Let’s mark STRAW’s arrival on the Netflix scroll not as a quiet debut but with the thudding, dissonant crash of a fire alarm, one of those pulpy, middle-of-the-night interruptions you half resent and won’t soon forget. This is Tyler Perry pushing melodrama to the edge of the precinct, a kitchen-sink-pressure-cooker tragedy with more indignities than a daytime soap marathon, yet fierce enough in its final moments to repay (if not quite justify) the ordeal. It’s equal parts a how-bad-can-it-get gauntlet and a surprisingly alive, wounded scream from the cracked ribcage of America’s social machinery.
Taraji P. Henson, so often underutilized or trapped in glossier roles, carries the burden here as if she’s hauling the debris from ten other melodramas on her back. She gives a performance with enough raw voltage to burn through Perry’s metaphorical plywood, so ferocious in her breakdowns, so unvarnished in her fury, that you begin to forgive the script’s love of ruin. When she shouts into the vacuum, nobody ever helps me, you hear not only the lament of her character, Janiyah, but the keening whine of a filmmaker who has always preferred struggle writ large and subtlety left offscreen.

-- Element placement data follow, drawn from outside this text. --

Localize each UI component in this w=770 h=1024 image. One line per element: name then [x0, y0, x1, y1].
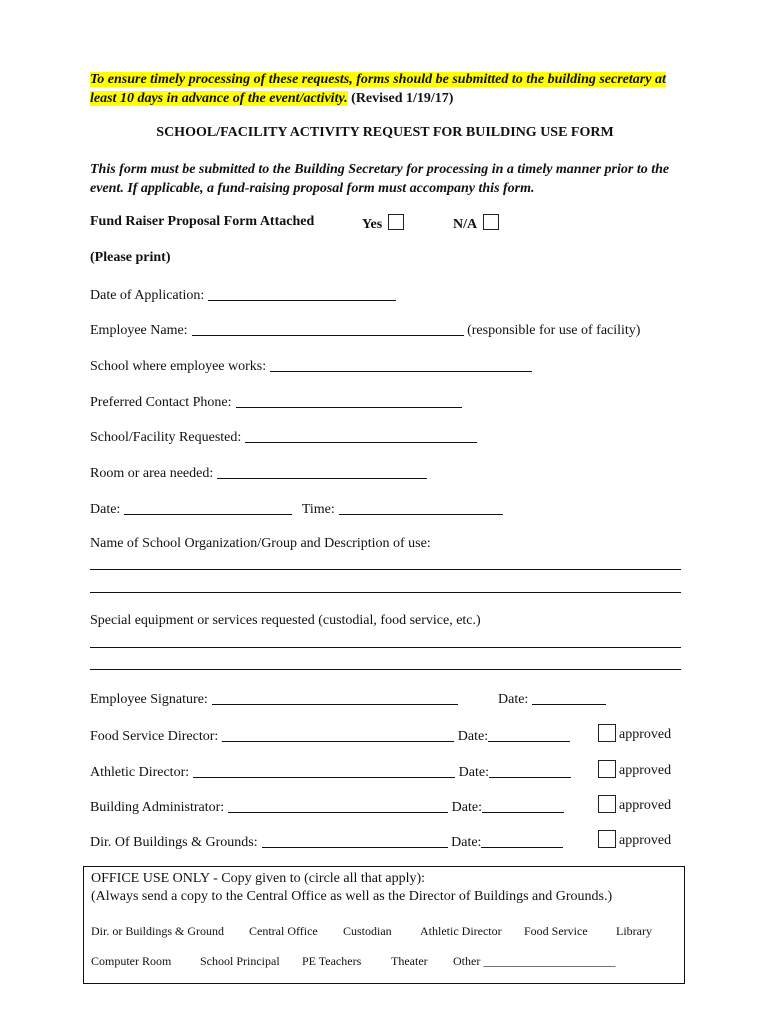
copy-option[interactable]: Central Office [249, 924, 318, 938]
school-employee-row [90, 357, 532, 375]
time-input[interactable] [339, 500, 503, 515]
approved-checkbox-food-service[interactable] [598, 724, 616, 742]
approver-date-input[interactable] [482, 798, 564, 813]
copy-option[interactable]: Athletic Director [420, 924, 502, 938]
room-needed-input[interactable] [217, 464, 427, 479]
approver-date-label: Date: [457, 729, 489, 744]
fund-raiser-yes[interactable] [362, 214, 404, 233]
office-use-box [83, 866, 685, 984]
approver-date-input[interactable] [481, 833, 563, 848]
facility-requested-row [90, 428, 477, 446]
organization-description-line-2[interactable] [90, 592, 681, 593]
na-checkbox[interactable] [483, 214, 499, 230]
approver-label: Athletic Director: [90, 765, 190, 780]
approved-checkbox-athletic[interactable] [598, 760, 616, 778]
approved-label: approved [619, 833, 672, 848]
room-needed-label: Room or area needed: [90, 466, 214, 481]
office-use-heading: OFFICE USE ONLY - Copy given to (circle all that apply): [91, 871, 426, 886]
employee-signature-label: Employee Signature: [90, 692, 208, 707]
school-employee-label: School where employee works: [90, 359, 267, 374]
approver-date-input[interactable] [488, 727, 570, 742]
room-needed-row [90, 464, 427, 482]
approver-date-label: Date: [451, 800, 482, 815]
submission-notice [90, 70, 690, 108]
organization-description-line-1[interactable] [90, 569, 681, 570]
form-instructions: This form must be submitted to the Building Secretary for processing in a timely manner prior to the event. If applicable, a fund-raising proposal form must accompany this form. [90, 162, 670, 196]
employee-name-row [90, 321, 640, 339]
copy-option[interactable]: PE Teachers [302, 954, 362, 968]
fund-raiser-label: Fund Raiser Proposal Form Attached [90, 214, 315, 229]
special-equipment-line-1[interactable] [90, 647, 681, 648]
approver-signature-input[interactable] [193, 763, 455, 778]
employee-signature-input[interactable] [212, 690, 458, 705]
approver-row-food-service [90, 727, 570, 745]
copy-option[interactable]: Computer Room [91, 954, 172, 968]
date-input[interactable] [124, 500, 292, 515]
approver-signature-input[interactable] [228, 798, 448, 813]
copy-option[interactable]: Dir. or Buildings & Ground [91, 924, 225, 938]
time-label: Time: [301, 502, 335, 517]
contact-phone-input[interactable] [236, 393, 462, 408]
employee-name-label: Employee Name: [90, 323, 188, 338]
approver-row-buildings-grounds [90, 833, 563, 851]
yes-label: Yes [362, 217, 383, 232]
copy-option[interactable]: Custodian [343, 924, 392, 938]
copy-option[interactable]: Library [616, 924, 652, 938]
special-equipment-label: Special equipment or services requested (custodial, food service, etc.) [90, 613, 481, 628]
contact-phone-row [90, 393, 462, 411]
fund-raiser-na[interactable] [453, 214, 499, 233]
school-employee-input[interactable] [270, 357, 532, 372]
approver-date-label: Date: [458, 765, 489, 780]
revision-date: (Revised 1/19/17) [351, 91, 454, 106]
highlighted-notice: To ensure timely processing of these requests, forms should be submitted to the building secretary at least 10 days in advance of the event/activity. [90, 72, 666, 106]
date-of-application-label: Date of Application: [90, 288, 205, 303]
date-time-row [90, 500, 503, 518]
yes-checkbox[interactable] [388, 214, 404, 230]
employee-signature-date-input[interactable] [532, 690, 606, 705]
copy-option-other[interactable]: Other ______________________ [453, 954, 616, 968]
approver-row-athletic [90, 763, 571, 781]
date-of-application-row [90, 286, 396, 304]
date-of-application-input[interactable] [208, 286, 396, 301]
approver-date-label: Date: [451, 835, 482, 850]
approved-label: approved [619, 798, 672, 813]
special-equipment-line-2[interactable] [90, 669, 681, 670]
copy-option[interactable]: Food Service [524, 924, 588, 938]
approver-label: Food Service Director: [90, 729, 219, 744]
approver-label: Dir. Of Buildings & Grounds: [90, 835, 258, 850]
approved-label: approved [619, 763, 672, 778]
office-use-instruction: (Always send a copy to the Central Office as well as the Director of Buildings and Grounds.) [91, 889, 613, 904]
approved-label: approved [619, 727, 672, 742]
form-title: SCHOOL/FACILITY ACTIVITY REQUEST FOR BUILDING USE FORM [156, 125, 614, 140]
facility-requested-label: School/Facility Requested: [90, 430, 242, 445]
employee-name-input[interactable] [192, 321, 464, 336]
approved-checkbox-buildings-grounds[interactable] [598, 830, 616, 848]
please-print: (Please print) [90, 250, 171, 265]
approver-signature-input[interactable] [222, 727, 454, 742]
approver-signature-input[interactable] [262, 833, 448, 848]
na-label: N/A [453, 217, 478, 232]
approver-date-input[interactable] [489, 763, 571, 778]
employee-signature-row [90, 690, 458, 708]
employee-signature-date-label: Date: [498, 692, 529, 707]
approver-label: Building Administrator: [90, 800, 225, 815]
date-label: Date: [90, 502, 121, 517]
facility-requested-input[interactable] [245, 428, 477, 443]
copy-option[interactable]: Theater [391, 954, 428, 968]
contact-phone-label: Preferred Contact Phone: [90, 395, 232, 410]
organization-description-label: Name of School Organization/Group and Description of use: [90, 536, 431, 551]
employee-name-note: (responsible for use of facility) [467, 323, 641, 338]
approved-checkbox-building-admin[interactable] [598, 795, 616, 813]
approver-row-building-admin [90, 798, 564, 816]
employee-signature-date-row [498, 690, 606, 708]
copy-option[interactable]: School Principal [200, 954, 280, 968]
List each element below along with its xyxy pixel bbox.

The first half is methodical in its miseries: a series of Chekhovian calamities, each shot framed as if shrugging, “Well, what did you expect?”, eviction before lunch, pink slips with a side of bottled milk, cops who twirl their malice like silent-era villains, and a parade of bad luck so maximal it’s almost comedic. Perry never met a conflict he wouldn’t double, it isn’t enough for Janiyah to be harassed by a cop, he has to be off-duty and vengeful, for God’s sake! Only here, life comes at you fast and in quick succession, until banality slips into nightmare and every everyday encounter becomes suspiciously laced with doom.
Were it not for Henson, all this might buckle under its own lugubrious weight. But Perry, to his credit, lets her run at the camera with the kind of unpolished, skin-flaying emotion that most contemporary dramas anesthetize. Audiences, those hardy souls who endured the first hour’s barrage, might debate whether her wide-eyed mania occasionally tips into excess. (I suspect that depends largely on whether you believe breakdowns are best played in minor chords or shouted until your throat is raw.)
The film’s shift into thriller territory lands with a jolt, almost as if Perry, restless with piling on everyday indignities, suddenly tossed his protagonist into a new, more dangerous arena just to see what she’d do next. What’s genuinely impressive is how, by the time the ending arrives, the film manages a kind of emotional sleight-of-hand: it gathers your anxieties, flips your expectations, and delivers an impact that lingers long after the credits. The final revelation doesn’t just reframe what’s come before; it transforms the story’s suffering into something stranger, more ambiguous, and, for a brief and startling moment, truly resonant. There’s a haunted aftertaste, a need to revisit earlier scenes, picking through the debris for missed clues and new meanings.
Perry’s touch for nuance remains as blunt as a gavel. The “bad cop” isn’t so much written as rubber-stamped; the supportive detective (Teyana Taylor, as luminous and unflappable as her makeup team will allow) looks like she wandered in from an upper-midrange fashion ad. There’s not a lick of subtlety in the costuming, and every minor role seems engineered for maximum message-delivery. But none of this fatally wounds the experience because Perry isn’t aiming for realism, he’s staging an allegory with the sledgehammer force of a Greek chorus.
My qualms, inelegant story beats, supporting cast delivered with all the nuance of a town hall, are nevertheless outweighed by the blasted emotional clarity of Henson’s, and occasionally Shepherd’s, work. When melodrama is this unashamed, it sometimes turns cathartic by accident. And though you might wish for a less schematic brand of suffering or a tighter directorial hand, the film has a way of lingering in your mind, like a sliver under the skin too small to grip but never letting you forget.
Is it great? No. But it’s better than good, if only because, in the end, it hurls a grenade at my expectations and for one wounded, weird, late moment, fails to let the story off the hook. I walked away rattled, a little stunned, and, not quite able to shake the image of Taraji P. Henson’s face, contorted by the kind of pain Hollywood so rarely lets women of her caliber, truly embody. That’s a minor cinematic miracle, and I’ll take those, clumsy, battered, and all, where I can find them.